En 2015, la Foire de Bâle n’a évidemment rien à voir avec celle de 1970. Mais à vos yeux, qu’est-ce qui a changé ?
Tout. Déjà, il faut se rappeler que la première édition s’était tenue dans une sorte de hangar, à gauche des bâtiments actuels, où se trouve maintenant un grand hôtel. Je me souviens qu’il y faisait très chaud, avec une lumière qui tombait du plafond, sans climatisation. Les organisateurs ouvraient donc les portes sur la rue, les gens entraient, se baladaient, sortaient, revenaient. Il n’y avait aucun contrôle, aucun problème, tout le monde se marrait. C’était vraiment un moment très agréable.
Vous souvenez-vous de votre premier stand ?
Je ne risque pas de l’oublier. Jean-Claude m’avait dit : « je sais faire des stands, je m’occupe donc du nôtre ». Il avait décidé d’exposer une suite de Jean Dewasne de 14 m de long, plus grande que la taille du stand. Nous avons donc créé une sorte de vague magnifique, mais c’était très complexe à monter et, au moment du vernissage, on était encore en train de clouer. On a quand même fini l’installation dans la soirée mais je lui ai dit : « chéri, l’année prochaine je préfère quatre murs tout simples ». Parce que là c’était trop stressant.
Art Basel était-elle plus ludique et décontractée qu’aujourd’hui ?
La foire a eu un succès immédiat. [Le commissaire d’exposition] Harald Szeemann avait amené tous ses amis, ses clients, en leur disant : « venez voir il y a Dewasne, c’est un peintre formidable ! ». Nous présentions de lui cette édition de 14 estampes, « La longue marche », tirée à 100 exemplaires ; je ne sais plus exactement combien nous en avons vendus, mais nous étions contents. Grâce à lui, j’ai pu compter mes sous sur le canal de Saint-Louis à la fin de la manifestation, c’était génial ! Voilà le souvenir de cette première foire qui me vient immédiatement à l’esprit.

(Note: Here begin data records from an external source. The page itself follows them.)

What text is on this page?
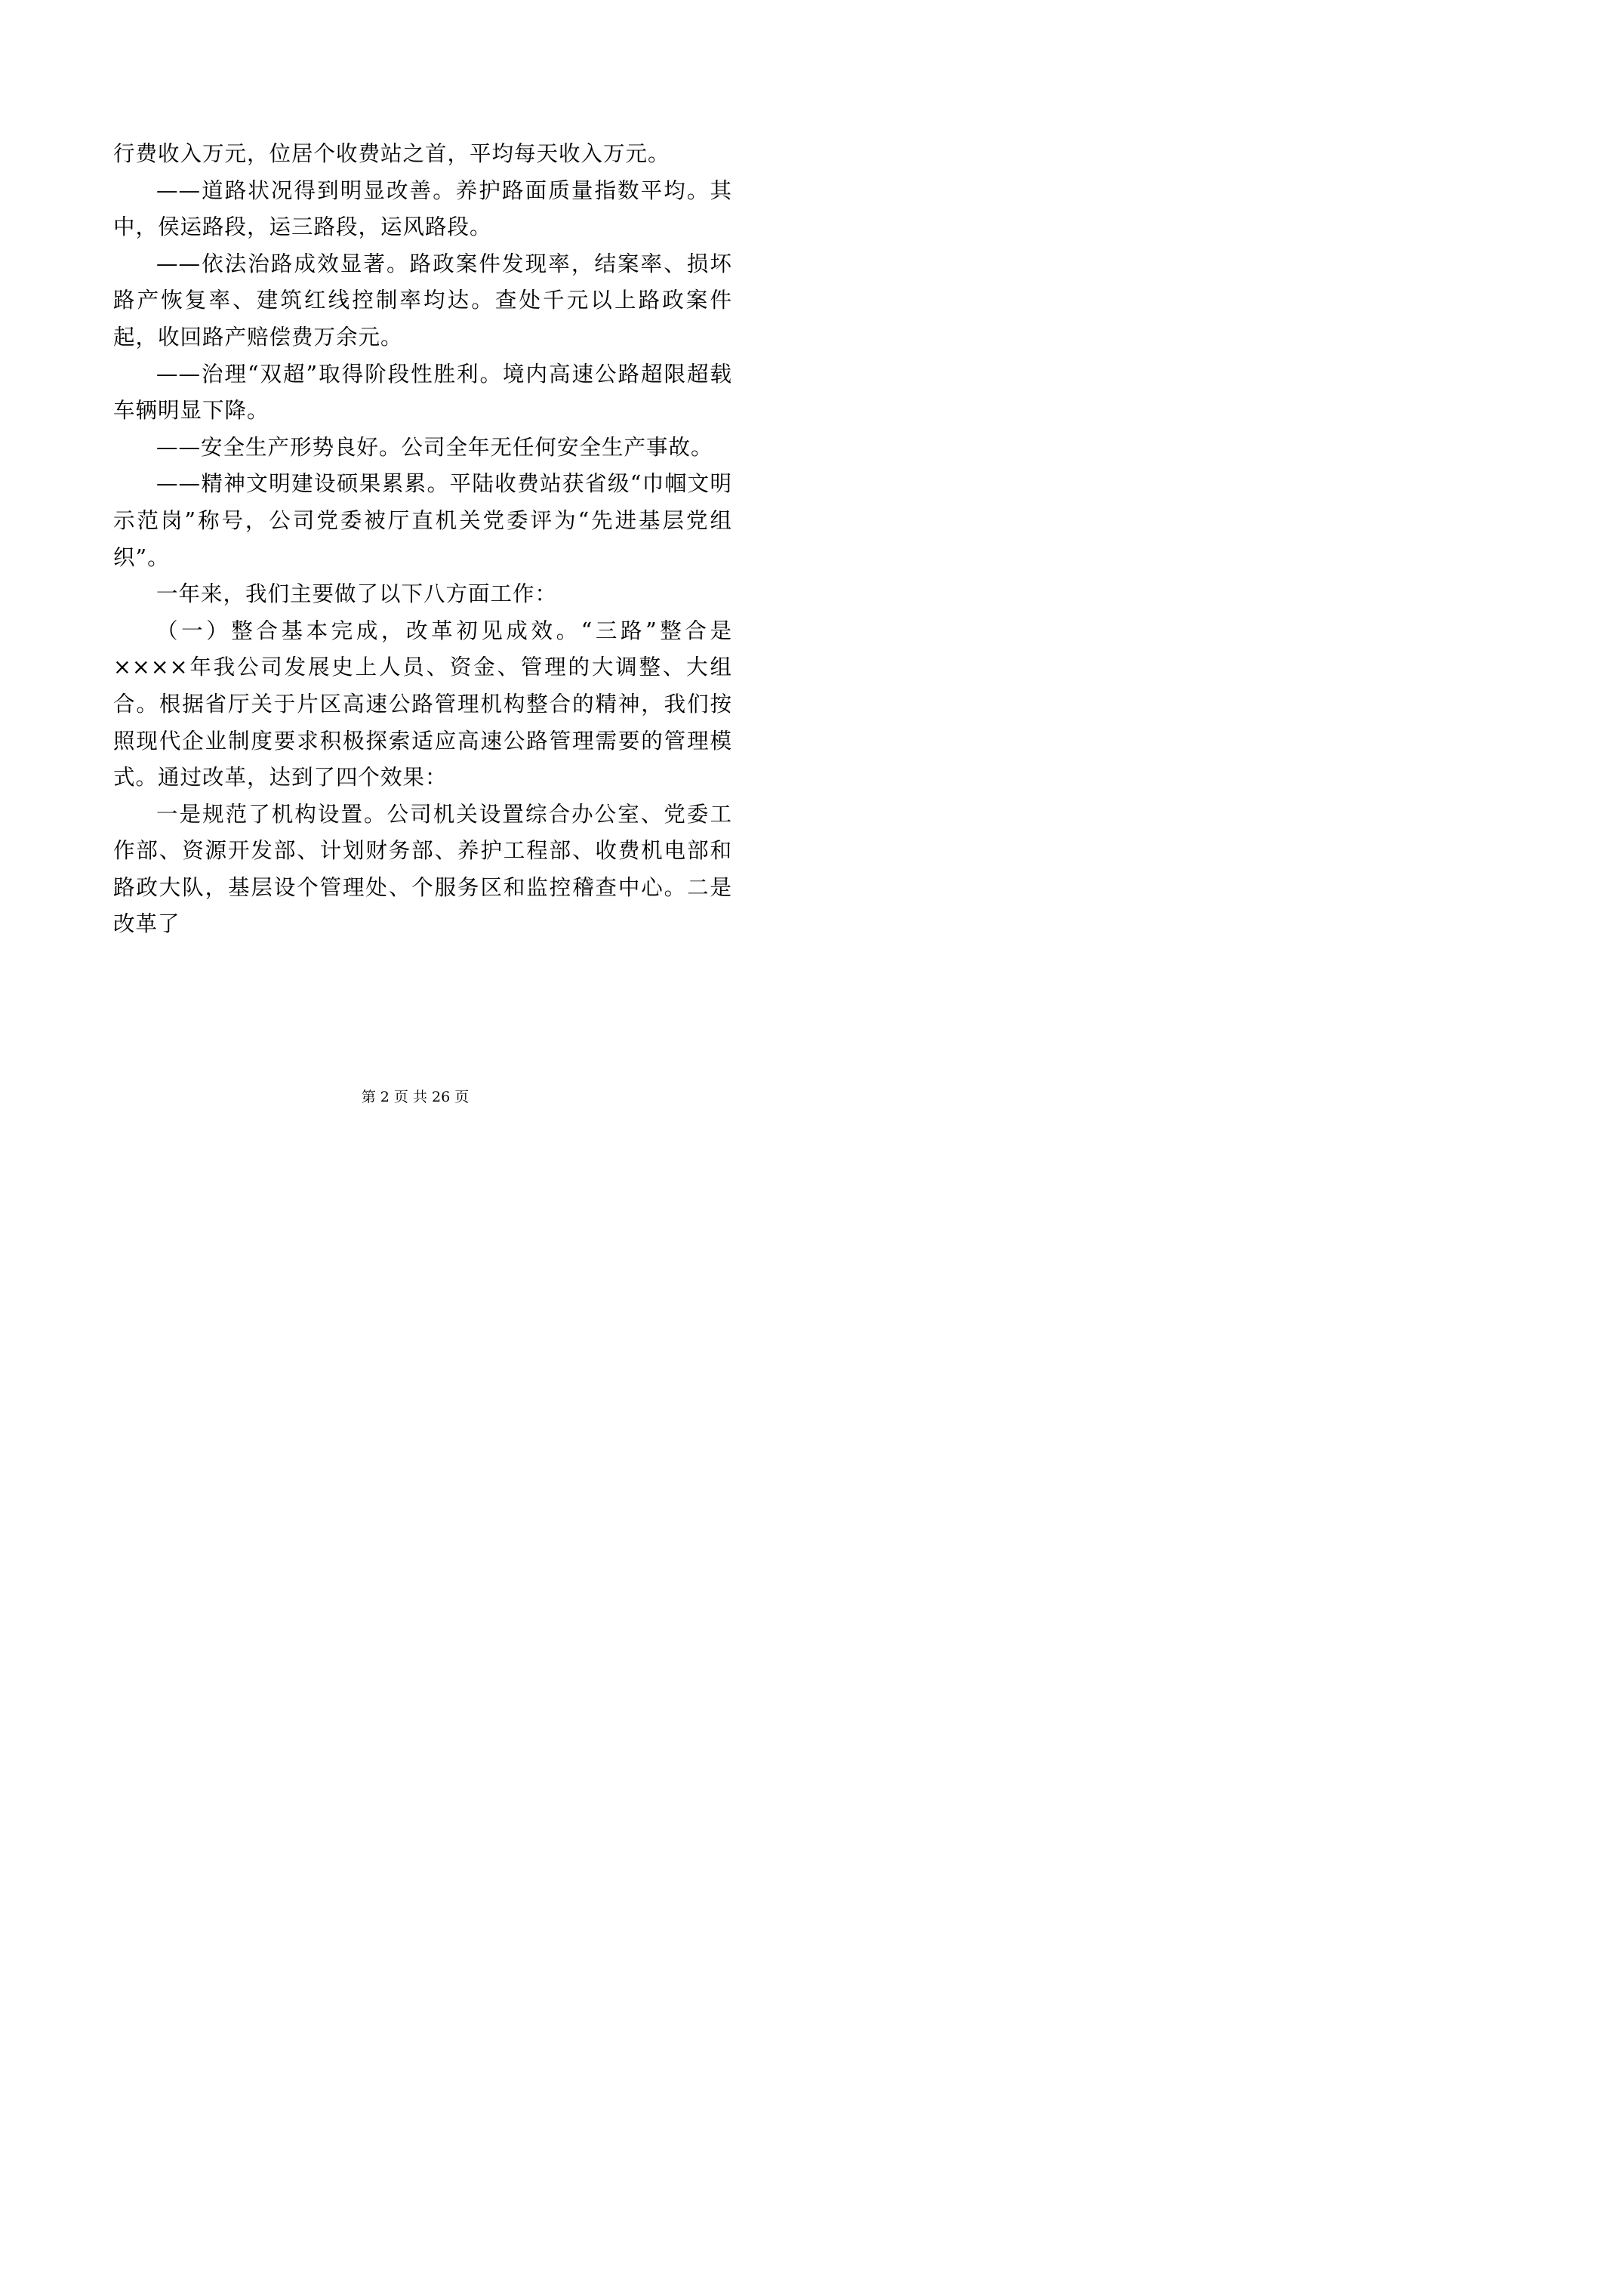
行费收入万元，位居个收费站之首，平均每天收入万元。

——道路状况得到明显改善。养护路面质量指数平均。其中，侯运路段，运三路段，运风路段。

——依法治路成效显著。路政案件发现率，结案率、损坏路产恢复率、建筑红线控制率均达。查处千元以上路政案件起，收回路产赔偿费万余元。

——治理“双超”取得阶段性胜利。境内高速公路超限超载车辆明显下降。

——安全生产形势良好。公司全年无任何安全生产事故。

——精神文明建设硕果累累。平陆收费站获省级“巾帼文明示范岗”称号，公司党委被厅直机关党委评为“先进基层党组织”。

一年来，我们主要做了以下八方面工作：

（一）整合基本完成，改革初见成效。“三路”整合是××××年我公司发展史上人员、资金、管理的大调整、大组合。根据省厅关于片区高速公路管理机构整合的精神，我们按照现代企业制度要求积极探索适应高速公路管理需要的管理模式。通过改革，达到了四个效果：

一是规范了机构设置。公司机关设置综合办公室、党委工作部、资源开发部、计划财务部、养护工程部、收费机电部和路政大队，基层设个管理处、个服务区和监控稽查中心。二是改革了

第 2 页 共 26 页
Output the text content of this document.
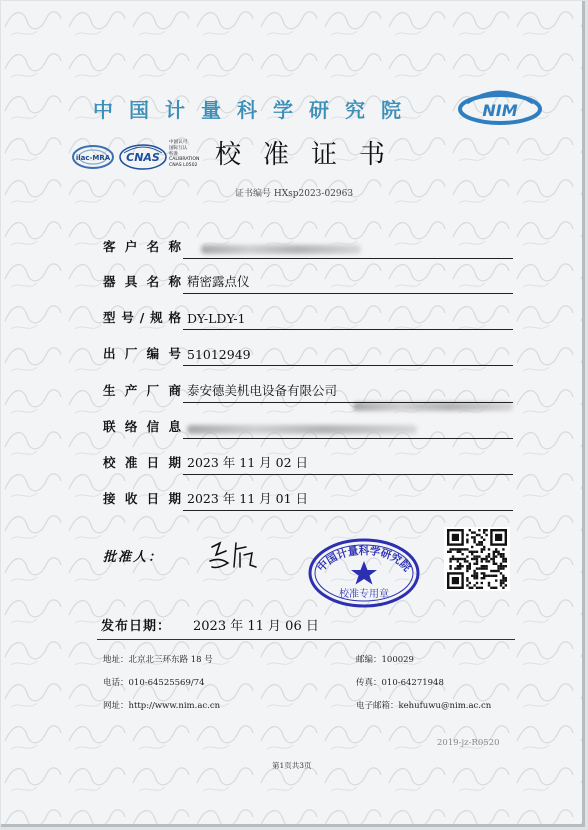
中国计量科学研究院	NIM
ilac-MRA CNAS
中国认可
国际互认
校准
CALIBRATION
CNAS L0502 校准证书
证书编号 HXsp2023-02963
客户名称
器具名称 精密露点仪
型号/规格 DY-LDY-1
出厂编号 51012949
生产厂商 泰安德美机电设备有限公司
联络信息
校准日期 2023 年 11 月 02 日
接收日期 2023 年 11 月 01 日
批准人：
中国计量科学研究院
校准专用章
发布日期： 2023 年 11 月 06 日
地址：北京北三环东路 18 号	邮编：100029
电话：010-64525569/74	传真：010-64271948
网址：http://www.nim.ac.cn	电子邮箱：kehufuwu@nim.ac.cn
2019-jz-R0520
第1页共3页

Rappelons également que, pendant très longtemps, on recevait automatiquement une invitation d’une année sur l’autre. Il n’y avait pas encore ce contrôle, cette sélection instaurée par la suite. Il y avait eu dès le départ de très bonnes galeries et il n’y avait pas de pression, pas de lobbying. Ce n’est qu’à la 20e édition qu’ils ont changé les conditions d’admission en créant un comité de sélection, auquel j’ai participé pendant onze ans. Il nous fallait refuser un certain nombre de galeries qui ne correspondaient plus à l’orientation de la foire. Mais je peux garantir que le comité, à l’époque, faisait très bien son travail, parce que ses membres étaient nombreux et au nombre de deux par pays. Avec Yvon Lambert, nous ne sélectionnions, nous, que les Français, comme les autres duos le faisaient pour leurs compatriotes. Ensuite les dossiers passaient de main en main, et à la fin, tout le monde donnait son avis. La sélection était ainsi très juste.
Pensez-vous qu’elle le soit moins aujourd’hui ?
C’est très différent. On a beaucoup plus affaire à une « peopolisation » et je pense que le critère de qualité est quelquefois remplacé par celui de l’image de marque… et bien évidemment aussi par celui des moyens financiers. On parle aujourd’hui de la grande galerie d’untel ou untel. Et cela est également vrai pour les artistes. Cela dit, Bâle reste sans contexte la plus grande foire du monde parce qu’elle a su garder au meilleur niveau ses différents secteurs, qu’il s’agisse du côté classique, de la sélection des jeunes ou des éditeurs. Il y a une très grande variété et une très grande qualité.
Estimez-vous que, pour les galeries, hors de Bâle point de salut ?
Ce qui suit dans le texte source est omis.